The famous Roman Wall, which, in former times, protected southern Britain from the ravages of the northern tribes, exhibits, at this day, remains more entire, and forms a subject of study more interesting than is generally supposed.
Two authors of great learning have treated of this renowned structure—Horsley, in the Britannia Romana, and Hodgson, in the last volume of his History of Northumberland. Both are treatises of considerable size, and both are, to a certain extent, rare. The Britannia Romana, moreover, describes the Wall, not as it is, but as it was more than a century ago. Hodgson’s work is of recent date, and forms a valuable storehouse of nearly all that is known upon the subject. The mind, however, of that amiable man and zealous antiquary was, at the time of its preparation, bending under the weight of his ill-requited labours, and he has failed to present his ample materials to the reader in that condensed and well-arranged form which distinguishes his previous volumes, and without which a book on antiquities will not arrest the attention of the general reader.

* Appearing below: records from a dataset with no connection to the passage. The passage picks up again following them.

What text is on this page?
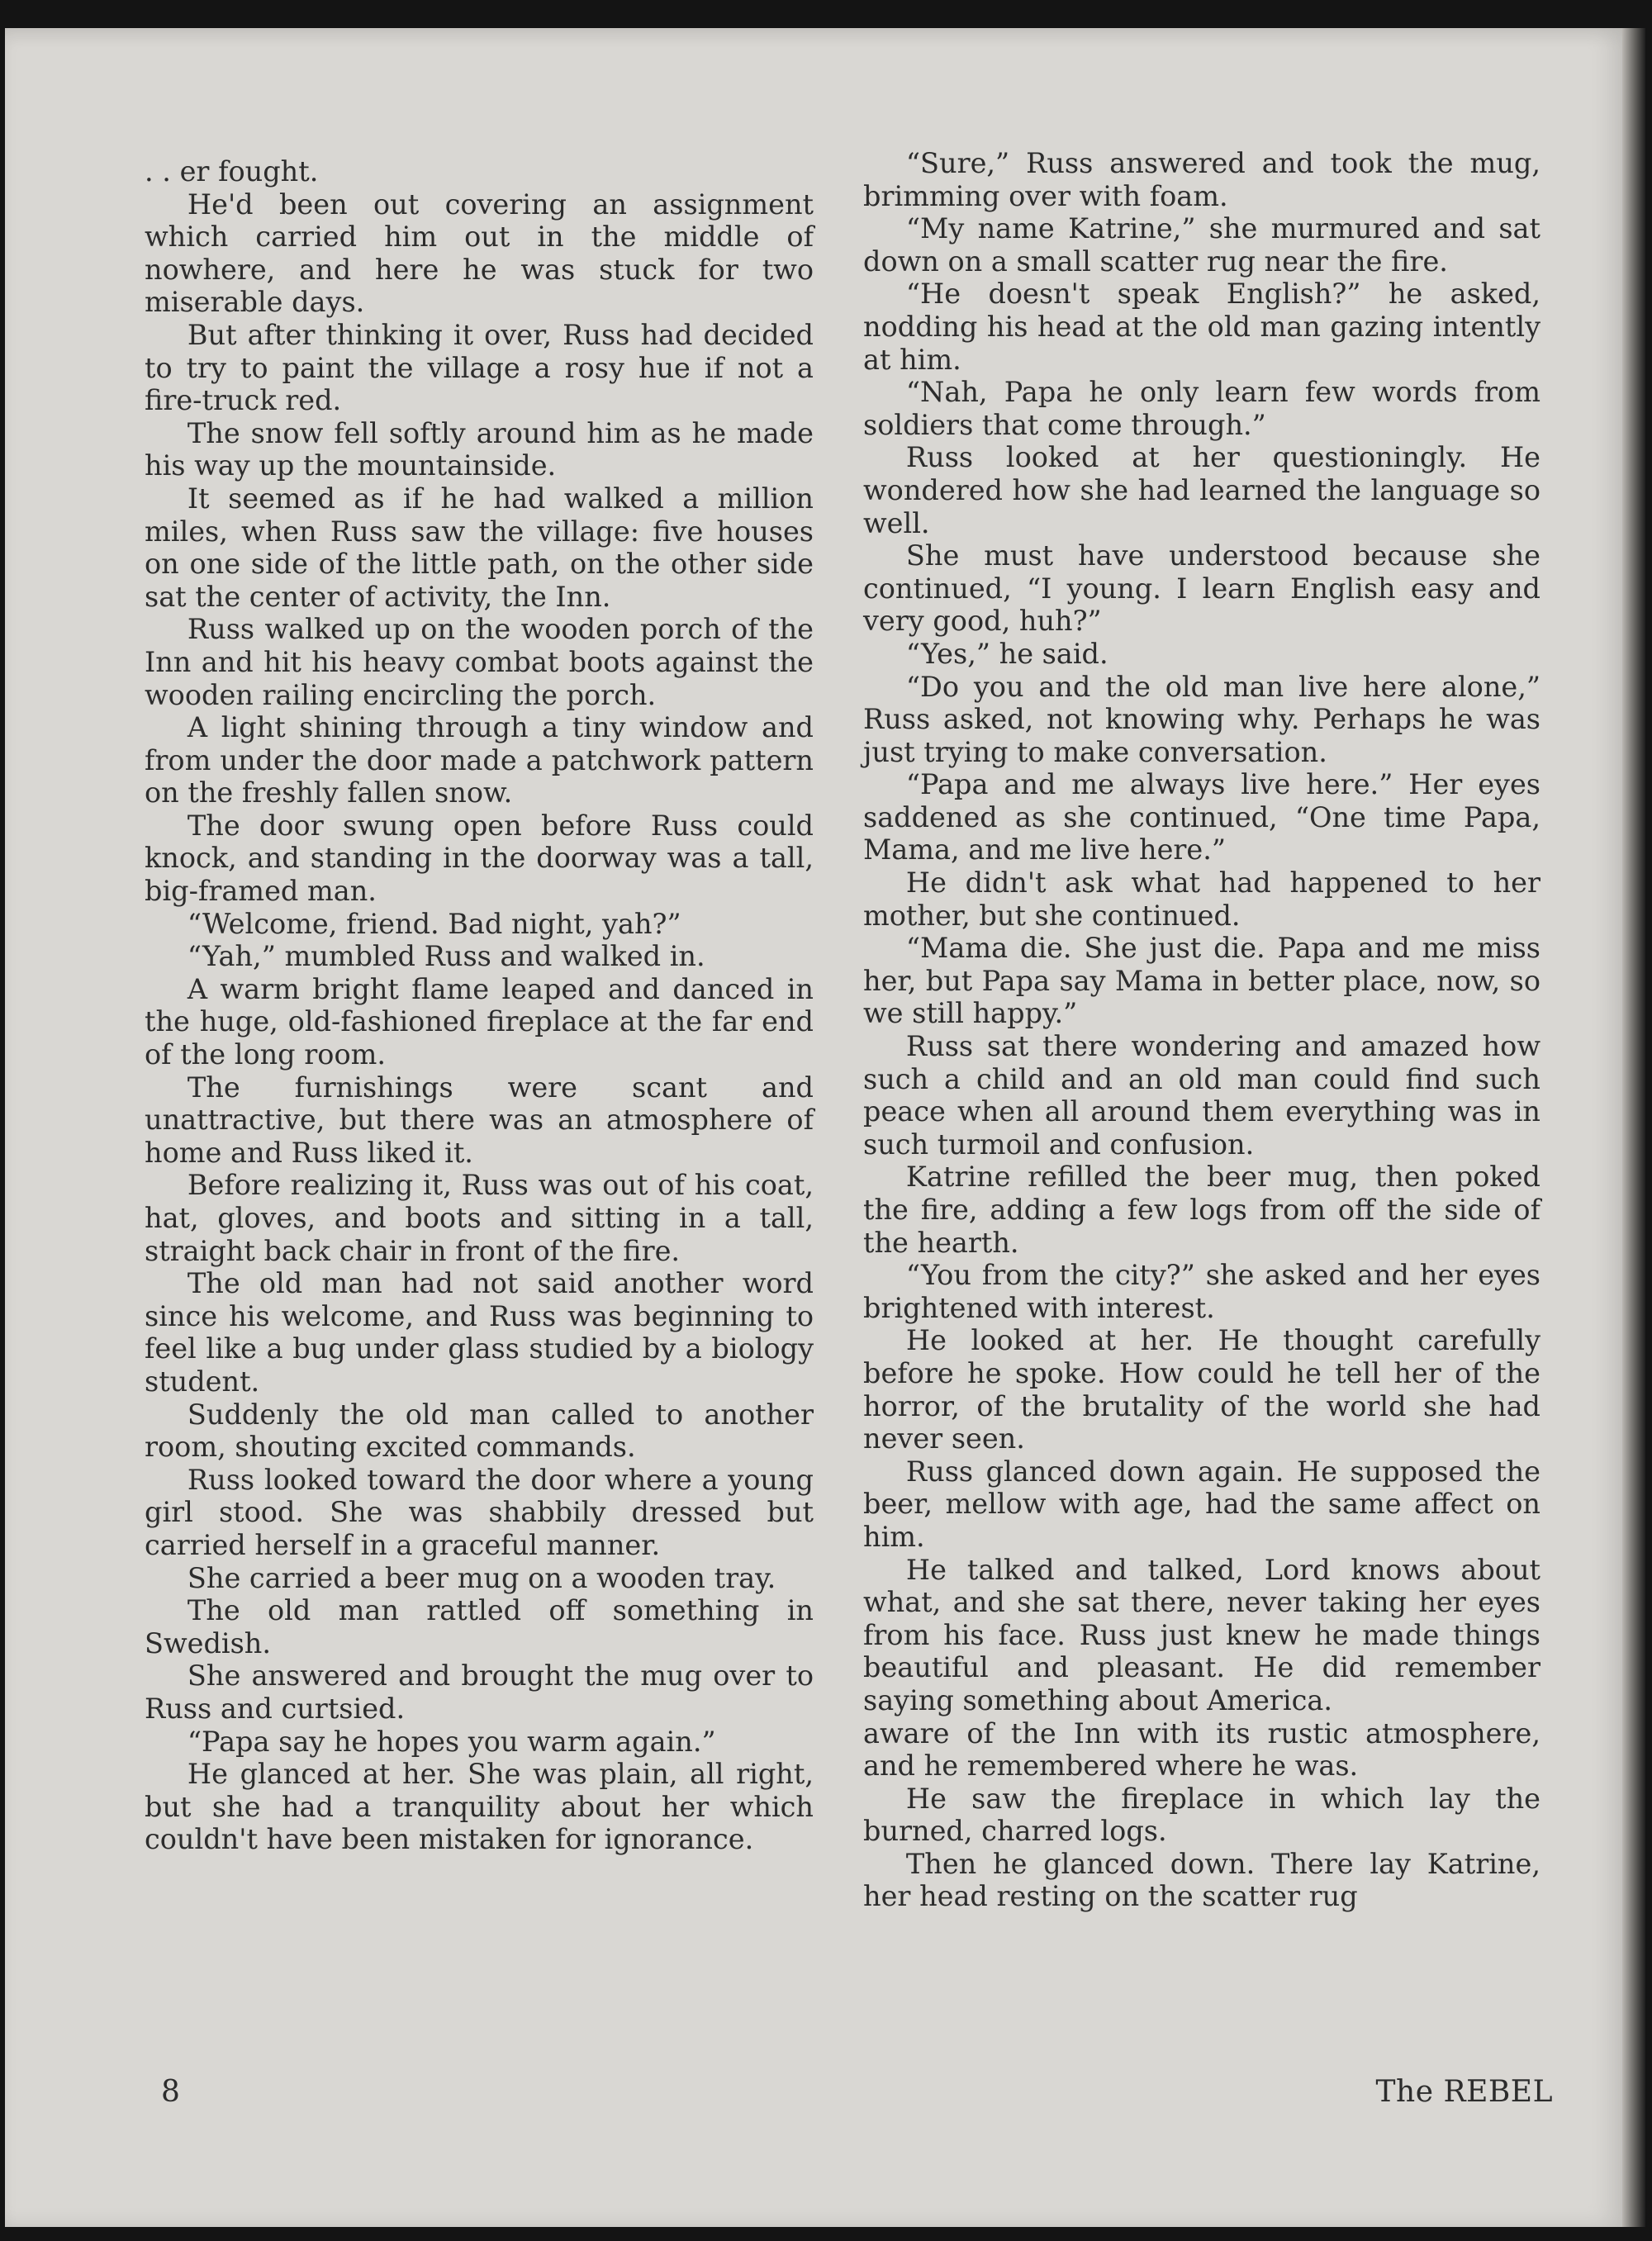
. . er fought.

He'd been out covering an assignment which carried him out in the middle of nowhere, and here he was stuck for two miserable days.

But after thinking it over, Russ had decided to try to paint the village a rosy hue if not a fire-truck red.

The snow fell softly around him as he made his way up the mountainside.

It seemed as if he had walked a million miles, when Russ saw the village: five houses on one side of the little path, on the other side sat the center of activity, the Inn.

Russ walked up on the wooden porch of the Inn and hit his heavy combat boots against the wooden railing encircling the porch.

A light shining through a tiny window and from under the door made a patchwork pattern on the freshly fallen snow.

The door swung open before Russ could knock, and standing in the doorway was a tall, big-framed man.

“Welcome, friend. Bad night, yah?”

“Yah,” mumbled Russ and walked in.

A warm bright flame leaped and danced in the huge, old-fashioned fireplace at the far end of the long room.

The furnishings were scant and unattractive, but there was an atmosphere of home and Russ liked it.

Before realizing it, Russ was out of his coat, hat, gloves, and boots and sitting in a tall, straight back chair in front of the fire.

The old man had not said another word since his welcome, and Russ was beginning to feel like a bug under glass studied by a biology student.

Suddenly the old man called to another room, shouting excited commands.

Russ looked toward the door where a young girl stood. She was shabbily dressed but carried herself in a graceful manner.

She carried a beer mug on a wooden tray.

The old man rattled off something in Swedish.

She answered and brought the mug over to Russ and curtsied.

“Papa say he hopes you warm again.”

He glanced at her. She was plain, all right, but she had a tranquility about her which couldn't have been mistaken for ignorance.

“Sure,” Russ answered and took the mug, brimming over with foam.

“My name Katrine,” she murmured and sat down on a small scatter rug near the fire.

“He doesn't speak English?” he asked, nodding his head at the old man gazing intently at him.

“Nah, Papa he only learn few words from soldiers that come through.”

Russ looked at her questioningly. He wondered how she had learned the language so well.

She must have understood because she continued, “I young. I learn English easy and very good, huh?”

“Yes,” he said.

“Do you and the old man live here alone,” Russ asked, not knowing why. Perhaps he was just trying to make conversation.

“Papa and me always live here.” Her eyes saddened as she continued, “One time Papa, Mama, and me live here.”

He didn't ask what had happened to her mother, but she continued.

“Mama die. She just die. Papa and me miss her, but Papa say Mama in better place, now, so we still happy.”

Russ sat there wondering and amazed how such a child and an old man could find such peace when all around them everything was in such turmoil and confusion.

Katrine refilled the beer mug, then poked the fire, adding a few logs from off the side of the hearth.

“You from the city?” she asked and her eyes brightened with interest.

He looked at her. He thought carefully before he spoke. How could he tell her of the horror, of the brutality of the world she had never seen.

Russ glanced down again. He supposed the beer, mellow with age, had the same affect on him.

He talked and talked, Lord knows about what, and she sat there, never taking her eyes from his face. Russ just knew he made things beautiful and pleasant. He did remember saying something about America.

aware of the Inn with its rustic atmosphere, and he remembered where he was.

He saw the fireplace in which lay the burned, charred logs.

Then he glanced down. There lay Katrine, her head resting on the scatter rug

8	The REBEL
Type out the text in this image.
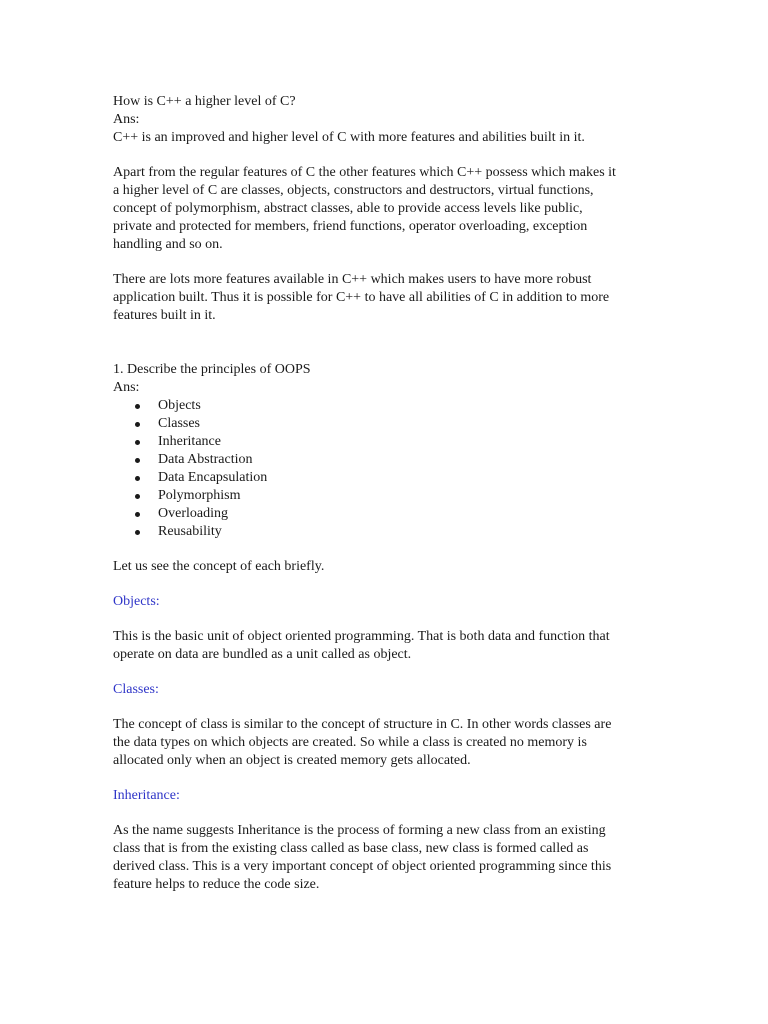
How is C++ a higher level of C?
Ans:
C++ is an improved and higher level of C with more features and abilities built in it.
Apart from the regular features of C the other features which C++ possess which makes it
a higher level of C are classes, objects, constructors and destructors, virtual functions,
concept of polymorphism, abstract classes, able to provide access levels like public,
private and protected for members, friend functions, operator overloading, exception
handling and so on.
There are lots more features available in C++ which makes users to have more robust
application built. Thus it is possible for C++ to have all abilities of C in addition to more
features built in it.
1. Describe the principles of OOPS
Ans:
Objects
Classes
Inheritance
Data Abstraction
Data Encapsulation
Polymorphism
Overloading
Reusability
Let us see the concept of each briefly.
Objects:
This is the basic unit of object oriented programming. That is both data and function that
operate on data are bundled as a unit called as object.
Classes:
The concept of class is similar to the concept of structure in C. In other words classes are
the data types on which objects are created. So while a class is created no memory is
allocated only when an object is created memory gets allocated.
Inheritance:
As the name suggests Inheritance is the process of forming a new class from an existing
class that is from the existing class called as base class, new class is formed called as
derived class. This is a very important concept of object oriented programming since this
feature helps to reduce the code size.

The following work may be regarded as introductory to the elaborate productions of Horsley and Hodgson. The reader is not assumed to be acquainted with the technicalities of archæology; and, at each advancing step the information is supplied which may render his course easy. I have not attempted, in the last part of the work, to enumerate all the altars and inscribed stones which have been found upon the line of the Wall, but have made a selection of those which are most likely to interest the general reader, and to give him a correct idea of the nature and value of these remains.